All of which reminds us that some of the old-fashioned methods of buying 'n selling weren't so outdated after all. The country store clerk was always glad to see you come to his door. And he always told you to 'Come back'. Besides, the old vinegar barrel smelled mighty good, the fresh-ground coffee you couldn't resist, and you always had to back up to the red-hot pot-bellied stove to warm your backside long enough to hear the latest gossip. 'Bout how so-and-so did such-and-such. 'I swear it's the Gospel Truth,' was the seal-of-honest-reporting in that day. But nowadays you can get your character and soul blasted over international Telstar just by the say-so of 'some reliable source'.

Though the proverbial neighborhood gossip may have a sharp and ruthless tongue in his or her head, one usually could get some friends to listen to his own defense. Not so today when they grind your character through an endless maze of computerized numbers, or pulverize you by way of international T.V.

The Bible calls it a sin to malign a person behind his back. Go first to a brother who has wronged you. And if he listens and asks forgiveness, then forgive him.

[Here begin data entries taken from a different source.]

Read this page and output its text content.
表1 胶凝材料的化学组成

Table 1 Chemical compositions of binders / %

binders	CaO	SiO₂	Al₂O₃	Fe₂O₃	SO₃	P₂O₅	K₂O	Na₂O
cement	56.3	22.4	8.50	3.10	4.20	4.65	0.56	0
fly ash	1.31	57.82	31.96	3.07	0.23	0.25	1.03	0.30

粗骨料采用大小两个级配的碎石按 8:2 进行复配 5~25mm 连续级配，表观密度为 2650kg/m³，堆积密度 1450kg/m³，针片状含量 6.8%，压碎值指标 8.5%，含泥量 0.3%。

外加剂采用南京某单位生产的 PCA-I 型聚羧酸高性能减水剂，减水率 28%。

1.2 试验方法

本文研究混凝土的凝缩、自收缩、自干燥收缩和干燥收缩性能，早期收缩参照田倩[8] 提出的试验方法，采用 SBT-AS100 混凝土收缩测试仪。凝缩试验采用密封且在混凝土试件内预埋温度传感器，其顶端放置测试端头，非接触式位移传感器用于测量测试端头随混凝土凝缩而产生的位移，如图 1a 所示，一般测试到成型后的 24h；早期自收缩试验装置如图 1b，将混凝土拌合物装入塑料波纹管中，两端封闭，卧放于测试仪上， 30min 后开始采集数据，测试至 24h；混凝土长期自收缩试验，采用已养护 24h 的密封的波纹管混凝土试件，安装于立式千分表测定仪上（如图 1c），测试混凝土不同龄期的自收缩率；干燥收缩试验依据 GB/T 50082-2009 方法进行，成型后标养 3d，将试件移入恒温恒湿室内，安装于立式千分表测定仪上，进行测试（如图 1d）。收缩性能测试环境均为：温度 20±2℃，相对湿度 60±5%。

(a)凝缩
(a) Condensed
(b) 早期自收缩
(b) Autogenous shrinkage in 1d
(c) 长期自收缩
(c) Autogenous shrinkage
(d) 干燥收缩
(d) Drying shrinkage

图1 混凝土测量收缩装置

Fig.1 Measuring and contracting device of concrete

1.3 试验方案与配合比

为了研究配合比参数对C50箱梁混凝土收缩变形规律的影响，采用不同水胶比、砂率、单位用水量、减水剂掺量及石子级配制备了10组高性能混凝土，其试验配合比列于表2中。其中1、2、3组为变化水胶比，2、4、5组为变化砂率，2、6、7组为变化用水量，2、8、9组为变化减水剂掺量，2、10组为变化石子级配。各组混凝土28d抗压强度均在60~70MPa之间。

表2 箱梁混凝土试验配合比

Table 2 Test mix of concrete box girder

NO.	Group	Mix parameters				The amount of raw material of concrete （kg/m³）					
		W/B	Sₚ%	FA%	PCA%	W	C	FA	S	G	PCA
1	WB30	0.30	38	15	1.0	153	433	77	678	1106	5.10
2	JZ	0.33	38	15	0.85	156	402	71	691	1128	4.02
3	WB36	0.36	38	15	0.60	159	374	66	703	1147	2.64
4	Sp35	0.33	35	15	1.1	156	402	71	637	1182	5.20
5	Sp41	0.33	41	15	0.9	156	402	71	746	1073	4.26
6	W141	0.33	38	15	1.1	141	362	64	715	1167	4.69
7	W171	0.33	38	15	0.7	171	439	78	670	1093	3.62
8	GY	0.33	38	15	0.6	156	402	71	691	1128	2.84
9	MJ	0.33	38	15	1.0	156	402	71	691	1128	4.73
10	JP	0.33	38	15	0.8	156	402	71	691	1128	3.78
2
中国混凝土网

'Behold, if a man wrongs you seventy and seven times, and asks thy forgiveness, forgive him,' said Jesus. 'For, if you do not forgive others, your Father in Heaven will not forgive you.'

If you recall, The Lord's Prayer states very firmly,. .. 'And forgive us our sins as we forgive those who sin against us.'

One version translates it, 'Forgive us our trespasses as we forgive those who trespass against us.' (King James Version.) But the Presbyterians prefer, 'Forgive us our debts as we forgive our debtors.'

I think, in the latter the Scotch could teach Montgomery Ward a thing or two. Maybe they could sell them a Presbyterian Bible, but they'd have to pay CASH!